Цзиньлянь еще не спала. С распущенными волосами-тучей, без головных украшений, полуодетая, но тщательно напудренная и нарумяненная, она сидела за туалетным столиком, согревая ноги у стоявшей рядом жаровни, и грызла семечки. На угольях кипел с лепестками страстоцвета чай. Из золотой курильницы-льва струился аромат благовоний.
При виде Симэня Цзиньлянь, подобрав подол пестрой юбки, торопливо засеменила лотосами-ножами ему навстречу и помогла раздеться.
Симэнь сел на кровать, и Чуньмэй внесла сверкающие чашки.
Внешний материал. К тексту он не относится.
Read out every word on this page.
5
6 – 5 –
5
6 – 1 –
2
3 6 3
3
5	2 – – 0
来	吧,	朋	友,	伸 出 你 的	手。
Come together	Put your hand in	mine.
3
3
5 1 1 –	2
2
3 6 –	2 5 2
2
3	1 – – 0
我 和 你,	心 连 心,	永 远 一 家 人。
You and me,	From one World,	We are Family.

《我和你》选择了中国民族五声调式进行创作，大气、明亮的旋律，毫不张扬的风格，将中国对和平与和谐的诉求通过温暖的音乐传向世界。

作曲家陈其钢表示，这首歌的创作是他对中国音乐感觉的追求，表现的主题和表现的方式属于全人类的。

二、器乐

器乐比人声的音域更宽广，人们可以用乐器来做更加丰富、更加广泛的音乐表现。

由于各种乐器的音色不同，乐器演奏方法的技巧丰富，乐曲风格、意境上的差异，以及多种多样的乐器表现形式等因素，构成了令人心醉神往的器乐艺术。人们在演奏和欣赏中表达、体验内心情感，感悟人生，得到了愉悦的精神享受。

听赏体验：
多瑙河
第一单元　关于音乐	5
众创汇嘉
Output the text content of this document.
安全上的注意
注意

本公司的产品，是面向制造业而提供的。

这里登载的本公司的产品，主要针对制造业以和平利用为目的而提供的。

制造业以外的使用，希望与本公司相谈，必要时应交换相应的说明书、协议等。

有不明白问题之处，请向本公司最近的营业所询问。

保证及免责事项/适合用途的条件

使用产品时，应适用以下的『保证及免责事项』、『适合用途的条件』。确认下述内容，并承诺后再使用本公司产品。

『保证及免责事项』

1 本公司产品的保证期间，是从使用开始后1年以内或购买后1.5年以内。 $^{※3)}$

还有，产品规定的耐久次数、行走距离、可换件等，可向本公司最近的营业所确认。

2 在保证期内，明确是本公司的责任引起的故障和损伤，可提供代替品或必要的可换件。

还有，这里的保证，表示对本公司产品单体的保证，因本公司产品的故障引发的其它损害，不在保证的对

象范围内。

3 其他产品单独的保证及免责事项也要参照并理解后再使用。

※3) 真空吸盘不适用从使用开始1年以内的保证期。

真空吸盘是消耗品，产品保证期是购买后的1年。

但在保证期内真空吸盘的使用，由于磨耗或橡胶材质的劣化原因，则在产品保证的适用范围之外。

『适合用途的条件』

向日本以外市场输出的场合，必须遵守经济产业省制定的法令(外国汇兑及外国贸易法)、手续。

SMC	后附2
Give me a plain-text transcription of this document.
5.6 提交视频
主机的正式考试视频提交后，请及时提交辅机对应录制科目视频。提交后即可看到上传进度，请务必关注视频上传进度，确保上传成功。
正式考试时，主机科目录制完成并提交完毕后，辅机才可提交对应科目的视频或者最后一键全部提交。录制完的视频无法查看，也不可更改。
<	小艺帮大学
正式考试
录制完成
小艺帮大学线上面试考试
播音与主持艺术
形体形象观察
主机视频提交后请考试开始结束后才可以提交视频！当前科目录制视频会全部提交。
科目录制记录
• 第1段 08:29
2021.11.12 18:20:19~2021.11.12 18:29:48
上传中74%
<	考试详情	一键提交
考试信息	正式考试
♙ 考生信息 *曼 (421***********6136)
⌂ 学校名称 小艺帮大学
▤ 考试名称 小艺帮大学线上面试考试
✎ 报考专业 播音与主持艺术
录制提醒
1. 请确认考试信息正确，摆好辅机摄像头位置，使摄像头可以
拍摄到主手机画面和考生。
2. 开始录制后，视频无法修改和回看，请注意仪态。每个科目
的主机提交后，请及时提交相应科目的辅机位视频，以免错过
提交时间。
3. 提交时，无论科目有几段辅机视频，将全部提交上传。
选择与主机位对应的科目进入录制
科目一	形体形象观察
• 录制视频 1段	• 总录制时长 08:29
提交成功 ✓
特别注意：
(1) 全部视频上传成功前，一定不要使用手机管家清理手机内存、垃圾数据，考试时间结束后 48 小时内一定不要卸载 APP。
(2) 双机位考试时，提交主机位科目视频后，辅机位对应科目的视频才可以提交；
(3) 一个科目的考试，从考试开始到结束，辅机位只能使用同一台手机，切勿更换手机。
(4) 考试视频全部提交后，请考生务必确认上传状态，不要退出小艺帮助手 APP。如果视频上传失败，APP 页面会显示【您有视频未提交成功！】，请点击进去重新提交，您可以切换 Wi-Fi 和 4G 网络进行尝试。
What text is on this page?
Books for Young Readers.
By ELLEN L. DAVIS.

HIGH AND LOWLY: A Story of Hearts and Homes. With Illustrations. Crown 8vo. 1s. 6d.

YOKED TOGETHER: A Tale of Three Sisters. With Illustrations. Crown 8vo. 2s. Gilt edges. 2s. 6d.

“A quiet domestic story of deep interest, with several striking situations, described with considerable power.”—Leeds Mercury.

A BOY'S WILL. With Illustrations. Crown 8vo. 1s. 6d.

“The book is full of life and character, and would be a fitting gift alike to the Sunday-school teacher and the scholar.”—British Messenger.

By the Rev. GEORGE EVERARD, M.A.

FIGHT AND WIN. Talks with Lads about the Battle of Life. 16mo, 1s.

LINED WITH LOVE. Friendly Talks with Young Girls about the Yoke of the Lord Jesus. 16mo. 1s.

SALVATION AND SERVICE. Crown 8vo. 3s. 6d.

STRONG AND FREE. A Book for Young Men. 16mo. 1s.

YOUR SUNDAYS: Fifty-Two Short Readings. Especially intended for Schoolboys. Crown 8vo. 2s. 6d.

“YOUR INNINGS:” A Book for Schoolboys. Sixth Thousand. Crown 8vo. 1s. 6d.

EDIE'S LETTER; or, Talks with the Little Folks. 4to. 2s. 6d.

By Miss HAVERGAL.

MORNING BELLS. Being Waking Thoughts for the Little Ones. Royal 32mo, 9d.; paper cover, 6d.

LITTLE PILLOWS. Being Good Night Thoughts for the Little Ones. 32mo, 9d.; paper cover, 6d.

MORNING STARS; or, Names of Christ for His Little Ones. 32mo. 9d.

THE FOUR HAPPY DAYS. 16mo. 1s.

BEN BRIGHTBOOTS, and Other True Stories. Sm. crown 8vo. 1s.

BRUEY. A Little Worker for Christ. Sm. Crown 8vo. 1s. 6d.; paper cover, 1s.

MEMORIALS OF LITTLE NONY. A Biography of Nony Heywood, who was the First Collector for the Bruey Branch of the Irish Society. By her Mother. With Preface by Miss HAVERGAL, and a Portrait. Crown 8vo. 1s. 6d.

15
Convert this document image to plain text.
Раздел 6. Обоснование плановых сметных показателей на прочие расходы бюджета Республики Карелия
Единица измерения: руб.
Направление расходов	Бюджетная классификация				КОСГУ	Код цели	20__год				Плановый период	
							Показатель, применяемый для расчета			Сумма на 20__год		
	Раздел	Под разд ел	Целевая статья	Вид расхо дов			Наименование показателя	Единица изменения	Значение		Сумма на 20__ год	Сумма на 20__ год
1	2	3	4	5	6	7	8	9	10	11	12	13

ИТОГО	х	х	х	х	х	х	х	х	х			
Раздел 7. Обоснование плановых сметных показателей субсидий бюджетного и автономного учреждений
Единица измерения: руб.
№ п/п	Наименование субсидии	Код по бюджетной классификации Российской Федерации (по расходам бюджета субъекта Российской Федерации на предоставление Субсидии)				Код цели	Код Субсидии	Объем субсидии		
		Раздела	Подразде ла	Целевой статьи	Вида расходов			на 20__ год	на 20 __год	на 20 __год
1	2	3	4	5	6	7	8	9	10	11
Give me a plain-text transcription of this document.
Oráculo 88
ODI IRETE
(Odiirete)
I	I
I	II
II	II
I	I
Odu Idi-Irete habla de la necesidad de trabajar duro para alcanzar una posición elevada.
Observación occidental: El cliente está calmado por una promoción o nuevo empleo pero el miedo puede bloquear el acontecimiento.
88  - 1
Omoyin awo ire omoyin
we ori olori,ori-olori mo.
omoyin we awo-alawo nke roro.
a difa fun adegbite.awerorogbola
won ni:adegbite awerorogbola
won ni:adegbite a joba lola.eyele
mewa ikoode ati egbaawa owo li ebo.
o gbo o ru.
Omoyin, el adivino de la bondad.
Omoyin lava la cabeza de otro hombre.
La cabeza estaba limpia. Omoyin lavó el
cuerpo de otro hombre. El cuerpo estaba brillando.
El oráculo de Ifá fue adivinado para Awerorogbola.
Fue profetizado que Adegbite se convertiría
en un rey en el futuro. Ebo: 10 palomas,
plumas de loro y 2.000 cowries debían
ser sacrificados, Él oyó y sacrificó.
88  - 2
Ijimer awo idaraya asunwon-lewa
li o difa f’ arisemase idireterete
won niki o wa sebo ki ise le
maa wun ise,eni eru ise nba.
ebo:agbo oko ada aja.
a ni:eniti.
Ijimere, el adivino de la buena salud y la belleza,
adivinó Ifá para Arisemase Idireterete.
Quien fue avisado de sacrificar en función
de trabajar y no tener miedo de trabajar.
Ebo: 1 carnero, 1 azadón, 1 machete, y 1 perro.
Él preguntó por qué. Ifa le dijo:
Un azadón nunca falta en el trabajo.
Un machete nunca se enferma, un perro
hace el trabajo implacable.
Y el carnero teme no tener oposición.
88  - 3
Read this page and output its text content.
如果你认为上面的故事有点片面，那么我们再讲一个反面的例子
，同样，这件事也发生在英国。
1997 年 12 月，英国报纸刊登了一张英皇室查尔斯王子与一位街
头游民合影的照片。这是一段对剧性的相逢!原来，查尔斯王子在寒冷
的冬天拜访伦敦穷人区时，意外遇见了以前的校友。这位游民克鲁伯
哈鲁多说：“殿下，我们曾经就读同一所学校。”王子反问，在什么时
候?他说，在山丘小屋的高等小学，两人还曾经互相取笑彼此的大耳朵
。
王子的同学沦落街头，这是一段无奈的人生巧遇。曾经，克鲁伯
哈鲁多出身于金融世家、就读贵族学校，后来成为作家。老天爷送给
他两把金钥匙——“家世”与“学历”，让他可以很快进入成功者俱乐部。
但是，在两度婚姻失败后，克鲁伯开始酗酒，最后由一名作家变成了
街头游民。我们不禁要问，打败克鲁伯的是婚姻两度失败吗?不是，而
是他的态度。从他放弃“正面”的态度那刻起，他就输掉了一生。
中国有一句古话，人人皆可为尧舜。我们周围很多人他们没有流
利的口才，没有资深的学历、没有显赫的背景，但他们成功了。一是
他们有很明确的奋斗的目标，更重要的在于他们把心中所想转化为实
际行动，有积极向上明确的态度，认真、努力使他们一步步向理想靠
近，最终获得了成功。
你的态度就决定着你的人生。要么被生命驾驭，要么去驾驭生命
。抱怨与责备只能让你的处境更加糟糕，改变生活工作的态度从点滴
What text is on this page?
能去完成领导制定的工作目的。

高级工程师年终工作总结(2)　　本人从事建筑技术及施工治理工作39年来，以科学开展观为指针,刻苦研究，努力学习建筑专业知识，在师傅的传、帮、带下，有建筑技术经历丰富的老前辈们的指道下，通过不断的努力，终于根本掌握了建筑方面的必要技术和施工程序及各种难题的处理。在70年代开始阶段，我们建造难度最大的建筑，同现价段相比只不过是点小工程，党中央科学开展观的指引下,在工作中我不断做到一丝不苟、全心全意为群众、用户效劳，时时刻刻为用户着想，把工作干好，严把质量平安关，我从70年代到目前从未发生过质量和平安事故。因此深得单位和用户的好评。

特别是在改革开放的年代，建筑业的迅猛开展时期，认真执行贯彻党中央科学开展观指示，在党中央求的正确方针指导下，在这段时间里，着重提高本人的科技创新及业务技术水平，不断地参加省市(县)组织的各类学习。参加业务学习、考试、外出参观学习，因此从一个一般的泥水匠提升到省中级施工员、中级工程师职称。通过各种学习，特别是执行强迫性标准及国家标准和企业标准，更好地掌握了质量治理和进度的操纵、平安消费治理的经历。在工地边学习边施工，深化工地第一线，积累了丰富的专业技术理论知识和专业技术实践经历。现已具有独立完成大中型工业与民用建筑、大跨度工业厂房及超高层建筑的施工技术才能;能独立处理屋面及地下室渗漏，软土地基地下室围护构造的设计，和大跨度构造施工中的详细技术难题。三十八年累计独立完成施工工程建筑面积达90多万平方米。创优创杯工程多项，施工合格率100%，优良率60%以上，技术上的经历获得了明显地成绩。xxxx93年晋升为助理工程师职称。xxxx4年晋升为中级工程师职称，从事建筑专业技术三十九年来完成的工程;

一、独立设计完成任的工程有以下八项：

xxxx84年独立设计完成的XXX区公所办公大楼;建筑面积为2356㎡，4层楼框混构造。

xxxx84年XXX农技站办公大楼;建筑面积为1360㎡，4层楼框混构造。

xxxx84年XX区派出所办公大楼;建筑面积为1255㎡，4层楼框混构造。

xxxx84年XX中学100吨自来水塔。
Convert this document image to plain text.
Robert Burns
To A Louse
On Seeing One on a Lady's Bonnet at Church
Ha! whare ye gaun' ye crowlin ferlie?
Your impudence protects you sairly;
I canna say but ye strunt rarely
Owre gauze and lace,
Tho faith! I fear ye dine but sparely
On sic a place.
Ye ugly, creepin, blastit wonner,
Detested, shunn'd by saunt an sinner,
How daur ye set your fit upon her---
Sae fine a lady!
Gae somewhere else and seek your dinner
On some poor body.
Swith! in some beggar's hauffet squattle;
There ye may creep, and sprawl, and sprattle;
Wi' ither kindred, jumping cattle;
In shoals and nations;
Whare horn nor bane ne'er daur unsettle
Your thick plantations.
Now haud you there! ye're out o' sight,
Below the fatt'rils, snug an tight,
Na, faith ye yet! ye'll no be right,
Цзиньлянь взяла одну из них, вытерла своими тонкими нежными пальчиками следы чая на краях чашки и протянула Симэню. Он отпил глоток дивного, необычайно ароматного напитка. Это был люаньский чай[1328] из молодых лепестков, нежных, как воробьиные язычки, заваренный с сезамом, подсоленными ростками бамбука, каштанами, тыквенными семечками и грецкими орехами, с добавлением туда же салатной горчицы и маслин, а также семян гинкго, коры душистой оливы[1329] и лепестков розы. Довольный Симэнь велел Чуньмэй помочь ему раздеться и лег. Освещаемая лампою Цзиньлянь сняла головные украшения и, надев на ноги туфельки, тоже легла, сплетясь с Симэнем. Пестрая пара неразлучных уток заколыхалась на красной волне расшитого одеяла. Чуньмэй поставила на столик серебряную лампу с похожим на бутон лотоса абажуром, раздвинула двустворчатую украшенную фениксами ширму и вышла из спальни.
Симэнь положил руку под голову Цзиньлянь и заключил ее, обнаженную, нежную, как яшма, благоухающую и теплую, в свои объятия. Они крепко прижались друг к дружке. Их тела сплелись, уста сомкнулись в страстном поцелуе. Цзиньлянь старательно разжевывала тыквенные семечки, которые брала со стоящего у ее изголовья блюда, и из собственных уст угощала ими Симэня. Не прекращала она и игру. Немного погодя, нектар ее уст разлился по сердцу Симэня, и весеннее желанье ими овладело до самых глубин.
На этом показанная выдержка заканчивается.